Savings Accounts Vs. Money Market Accounts: The Case For Each

With the economy still in a state of disarray and interest rates so low you almost need a magnifying glass to see them, savers across the country are looking for safe ways to earn a respectable yield on their money.

Corporate failures and government bailouts have left people scrambling to put their money in only the safest of places. Lately, that has meant banks where FDIC insurance of up to $250,000 protects their hard earned assets.

Sticking with bank products means you’re left with relatively few options such as CDs. If you don’t want to lock up your money for a long period of time, your two primary options for your money are savings accounts and money market accounts.

Which one is better? Each has its advantages and may be more appropriate depending on what you’re looking for and how much you have to play with. And actually there is one more option we should compare and contrast along with the bank savings account and the bank money market account – the money market mutual fund. Let’s take a look at all three.

Bank savings account

Two of the primary reasons that people put their money into a savings account is they are looking for safety and a low required minimum balance.

Savings accounts provide the protection of FDIC insurance but the yields on these accounts are so low you’ll earn almost nothing by parking your money here. For many in today’s economic environment, the safety that comes with parking your money at a bank is more important than the yield.

Savings accounts have low minimum balance requirements and you can generally access your money whenever you need it.

Bank money market account

If you have a bigger balance available and are looking to squeeze out a bit of a higher yield, the bank money market account may be more appropriate.

Money market accounts carry the same FDIC insurance as savings accounts so your money is still secure. In exchange for a higher yield, money markets typically require higher minimum balance and possibly a daily balance requirement in order to earn the advertised yield and avoid monthly maintenance fees.

Also, money market accounts are not meant to be high transaction accounts. Usually, there are a maximum number of transactions you’re allowed to perform.

Money market mutual fund

Money market mutual funds are organized and managed like other mutual funds – as a managed pool of securities. And they’re not bank products. They’re run and administered by brokerages and investment firms.
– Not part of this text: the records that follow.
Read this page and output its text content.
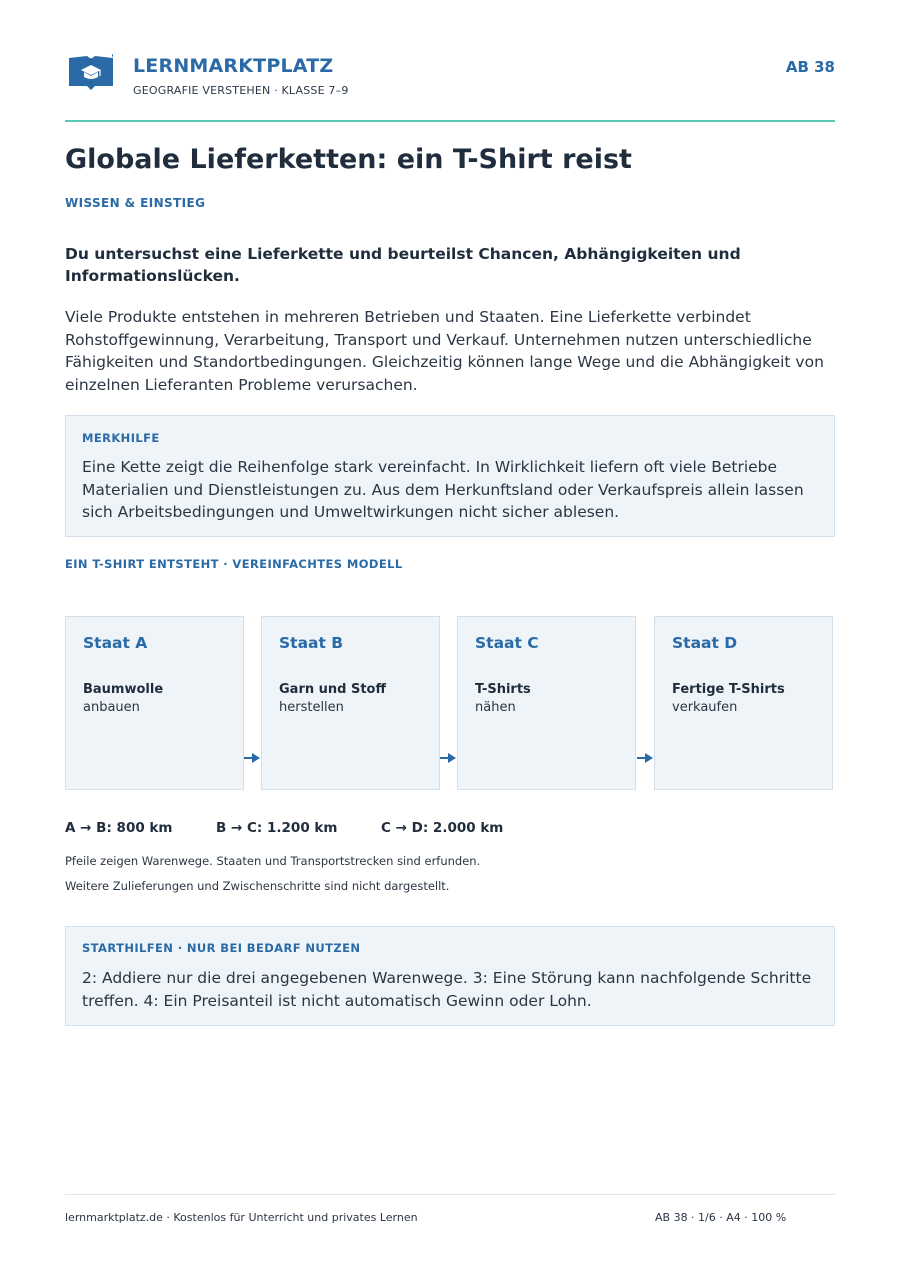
LERNMARKTPLATZ
GEOGRAFIE VERSTEHEN · KLASSE 7–9
AB 38
Globale Lieferketten: ein T-Shirt reist
WISSEN & EINSTIEG

Du untersuchst eine Lieferkette und beurteilst Chancen, Abhängigkeiten und Informationslücken.

Viele Produkte entstehen in mehreren Betrieben und Staaten. Eine Lieferkette verbindet Rohstoffgewinnung, Verarbeitung, Transport und Verkauf. Unternehmen nutzen unterschiedliche Fähigkeiten und Standortbedingungen. Gleichzeitig können lange Wege und die Abhängigkeit von einzelnen Lieferanten Probleme verursachen.

MERKHILFE

Eine Kette zeigt die Reihenfolge stark vereinfacht. In Wirklichkeit liefern oft viele Betriebe Materialien und Dienstleistungen zu. Aus dem Herkunftsland oder Verkaufspreis allein lassen sich Arbeitsbedingungen und Umweltwirkungen nicht sicher ablesen.

EIN T-SHIRT ENTSTEHT · VEREINFACHTES MODELL
Staat A
Baumwolle
anbauen
Staat B
Garn und Stoff
herstellen
Staat C
T-Shirts
nähen
Staat D
Fertige T-Shirts
verkaufen
A → B: 800 km	B → C: 1.200 km	C → D: 2.000 km
Pfeile zeigen Warenwege. Staaten und Transportstrecken sind erfunden.
Weitere Zulieferungen und Zwischenschritte sind nicht dargestellt.
STARTHILFEN · NUR BEI BEDARF NUTZEN

2: Addiere nur die drei angegebenen Warenwege. 3: Eine Störung kann nachfolgende Schritte treffen. 4: Ein Preisanteil ist nicht automatisch Gewinn oder Lohn.

lernmarktplatz.de · Kostenlos für Unterricht und privates Lernen	AB 38 · 1/6 · A4 · 100 %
This means they don’t carry the FDIC insurance guarantee. Does that make them a significantly riskier option? Not really.

Investment firms manage money market mutual funds so that they are ultra-safe. Typically, these funds carry only very short-term securities of the highest quality. That doesn’t necessarily mean that you can’t lose money on these but the odds of that happening are extremely low.

The primary advantage of money market mutual funds is the additional yield. These funds tend to offer a higher yield to compensate for the lack of FDIC insurance and this could easily add up to a couple of percentage points above savings account yields.

Which of the three options is best for you depends on your personal situation and your risk tolerance. Some prefer to go for the highest yield while some prefer the “bricks and mortar” safety of their bank up the street.

Each option has its advantages but it’s up to you to understand your options and make the best choice.